Planetary sciences: Modelling the magnetosphere on Mercury
Nature Communications
April 4, 2013
Simulations of the global magnetic environment of Mercury that reproduce recent observations from the NASA MESSENGER missions are presented in Nature Communications this week. The simulations mimic the asymmetry of vortices seen in the magnetosphere and present an explanation for it.
NASA’s MESSENGER missions to Mercury are revealing a great deal of new information on the behaviour this planet’s atmosphere, including the magnetic layer known as the magnetosphere. Among the findings is the presence of large-scale vortices on the dusk side of the planet. Jan Paral and Robert Rankin develop simulations that encompass the magnetosphere of the whole of Mercury in order to explain this asymmetry. They find that they can reproduce the MESSENGER observations, mimicking the Kelvin-Helmholtz instabilities - a type of instability occurring in fluids such as plasmas - and their development across the magnetosphere.
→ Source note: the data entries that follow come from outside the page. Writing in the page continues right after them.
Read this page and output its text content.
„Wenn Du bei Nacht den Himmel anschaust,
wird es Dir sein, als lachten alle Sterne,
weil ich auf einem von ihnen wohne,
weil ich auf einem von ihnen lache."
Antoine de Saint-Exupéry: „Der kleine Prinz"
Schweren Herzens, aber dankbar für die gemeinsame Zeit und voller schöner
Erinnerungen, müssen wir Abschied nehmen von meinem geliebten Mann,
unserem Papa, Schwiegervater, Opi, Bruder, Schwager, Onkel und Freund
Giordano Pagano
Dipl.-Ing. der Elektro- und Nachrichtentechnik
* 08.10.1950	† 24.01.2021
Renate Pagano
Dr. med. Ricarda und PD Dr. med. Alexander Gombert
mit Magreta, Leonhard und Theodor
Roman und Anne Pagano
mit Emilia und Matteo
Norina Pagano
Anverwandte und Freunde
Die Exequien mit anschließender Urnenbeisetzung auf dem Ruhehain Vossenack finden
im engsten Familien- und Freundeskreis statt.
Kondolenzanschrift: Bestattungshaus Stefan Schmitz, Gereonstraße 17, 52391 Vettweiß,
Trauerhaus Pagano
Their model shows that this instability produces the vortices and that the overall asymmetry in the magnetosphere is controlled by the different motion of ions on either face of Mercury.
When compared with the behaviour of Earth’s magnetosphere, the results here highlight important differences connected with the relative size of the magnetic environments. The authors suggest that the simulations could be applied to other planetary magnetospheres, which will help in further assessing these differences.